Eis a síntese do romance Lucas Procópio (1.984), de Autran Dourado (1.926), escritor cuja obra vem sendo relançada. Esta síntese, este resumo da personagem principal que nomeia a obra, é fornecida discretamente em meio ao texto. E que texto! Autran Dourado não escreve suas obras. Senta-se numa poltrona, manda vir da cozinha um negocinho para comer e transforma seu leitor em ouvinte. Seu livro é simples, despretensioso, directo, ao contrário de outro mineiro que apesar de bom escritor, está mais esquecido, embora suas obras tenham sido adaptadas para o cinema e a televisão. Refiro-me a Agripa Vasconcelos, autor de Dona Beja, Chica Que Manda, etc. Ele sabia muito, mas seus conhecimentos encharcam suas obras. Autran Dourado tem um conhecimento muito amplo, mas seu tom não é professoral, sua conversa resulta consistente, sem dar a impressão de que saímos de uma palestra.

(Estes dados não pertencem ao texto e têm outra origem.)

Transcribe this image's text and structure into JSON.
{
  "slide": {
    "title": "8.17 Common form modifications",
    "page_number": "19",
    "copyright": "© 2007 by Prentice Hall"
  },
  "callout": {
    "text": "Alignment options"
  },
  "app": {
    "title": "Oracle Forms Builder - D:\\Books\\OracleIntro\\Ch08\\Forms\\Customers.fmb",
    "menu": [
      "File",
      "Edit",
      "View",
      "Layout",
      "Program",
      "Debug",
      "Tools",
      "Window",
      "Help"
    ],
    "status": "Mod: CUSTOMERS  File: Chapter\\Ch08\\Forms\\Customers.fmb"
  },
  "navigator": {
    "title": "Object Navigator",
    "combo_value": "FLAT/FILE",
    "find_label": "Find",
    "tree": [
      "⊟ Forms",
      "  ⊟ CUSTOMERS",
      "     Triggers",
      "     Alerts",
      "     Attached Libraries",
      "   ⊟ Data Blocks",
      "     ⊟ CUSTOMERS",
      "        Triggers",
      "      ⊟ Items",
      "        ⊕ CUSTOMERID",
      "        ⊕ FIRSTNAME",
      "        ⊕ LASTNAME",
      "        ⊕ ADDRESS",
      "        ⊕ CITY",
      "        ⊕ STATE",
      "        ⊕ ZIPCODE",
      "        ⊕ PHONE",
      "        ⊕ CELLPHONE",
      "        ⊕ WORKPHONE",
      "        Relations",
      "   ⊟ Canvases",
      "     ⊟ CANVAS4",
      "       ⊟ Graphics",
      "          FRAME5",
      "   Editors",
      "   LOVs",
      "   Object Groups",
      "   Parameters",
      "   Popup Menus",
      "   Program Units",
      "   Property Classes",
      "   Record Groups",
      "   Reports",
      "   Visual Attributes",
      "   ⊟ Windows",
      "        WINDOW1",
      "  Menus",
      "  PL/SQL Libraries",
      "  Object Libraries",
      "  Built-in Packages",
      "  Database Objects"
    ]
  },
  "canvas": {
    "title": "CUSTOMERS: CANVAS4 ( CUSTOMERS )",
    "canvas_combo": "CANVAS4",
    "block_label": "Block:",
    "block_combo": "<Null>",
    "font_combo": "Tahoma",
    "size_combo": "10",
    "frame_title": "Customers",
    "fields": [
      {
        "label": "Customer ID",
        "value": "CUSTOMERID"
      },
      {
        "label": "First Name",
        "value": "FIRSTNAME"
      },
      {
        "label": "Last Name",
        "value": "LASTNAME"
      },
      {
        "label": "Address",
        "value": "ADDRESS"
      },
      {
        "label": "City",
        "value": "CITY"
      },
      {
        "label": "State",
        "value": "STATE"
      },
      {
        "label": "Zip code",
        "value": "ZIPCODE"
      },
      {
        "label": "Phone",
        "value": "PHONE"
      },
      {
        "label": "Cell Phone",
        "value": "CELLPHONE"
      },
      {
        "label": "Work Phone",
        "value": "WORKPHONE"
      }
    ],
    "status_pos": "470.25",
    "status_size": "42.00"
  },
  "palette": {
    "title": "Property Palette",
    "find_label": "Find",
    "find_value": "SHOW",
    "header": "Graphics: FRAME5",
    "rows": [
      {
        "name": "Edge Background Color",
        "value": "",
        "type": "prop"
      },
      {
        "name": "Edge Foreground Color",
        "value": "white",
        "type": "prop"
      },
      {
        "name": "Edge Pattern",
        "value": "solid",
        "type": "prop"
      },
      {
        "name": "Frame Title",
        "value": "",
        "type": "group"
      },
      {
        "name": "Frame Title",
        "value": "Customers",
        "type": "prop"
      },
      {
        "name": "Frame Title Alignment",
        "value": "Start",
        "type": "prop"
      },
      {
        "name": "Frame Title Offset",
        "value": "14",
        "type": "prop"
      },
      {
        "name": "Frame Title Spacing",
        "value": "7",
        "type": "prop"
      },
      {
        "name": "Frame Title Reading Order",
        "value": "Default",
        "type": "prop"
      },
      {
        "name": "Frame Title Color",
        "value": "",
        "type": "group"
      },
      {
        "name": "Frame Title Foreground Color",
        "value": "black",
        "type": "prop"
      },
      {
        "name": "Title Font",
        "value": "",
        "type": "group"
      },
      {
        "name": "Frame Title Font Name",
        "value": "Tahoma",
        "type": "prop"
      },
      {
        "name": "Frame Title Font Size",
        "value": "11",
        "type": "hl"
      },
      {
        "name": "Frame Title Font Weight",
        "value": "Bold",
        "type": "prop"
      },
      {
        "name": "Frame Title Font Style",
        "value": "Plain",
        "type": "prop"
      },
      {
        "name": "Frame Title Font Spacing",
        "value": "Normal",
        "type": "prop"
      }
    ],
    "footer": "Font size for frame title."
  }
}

Desta vez, resolve contar a estória do coronel Lucas Procópio Honório Cota, em sua jornada pelo interior de Minas Gerais, ao que parece, na segunda metade do século XIX, acompanhado de um escravo forro e de um capataz. Lucas Procópio inspira-se directamente no "Dom Quixote" de Miguel de Cervantes. Mais que isso: acolhe-o como modelo de conduta. Acredita que Alonso Quijano tenha realmente existido, e Cervantes apenas teria trocado os nomes. Claro que existem Quixotes aos montes no mundo, mas daí a toma-los por modelo de conduta...

O coronel Lucas nasceu em uma família de mineradores, e com o esgotamento das jazidas de Diamantina, curte por um tempo a decadência financeira. Encontra no casarão onde mora um providencial baú com um pouco de ouro sonegado, e documentos de uma desconhecida propriedade no Sul de Minas, na cidade de Duas Pontes, para onde dirige-se.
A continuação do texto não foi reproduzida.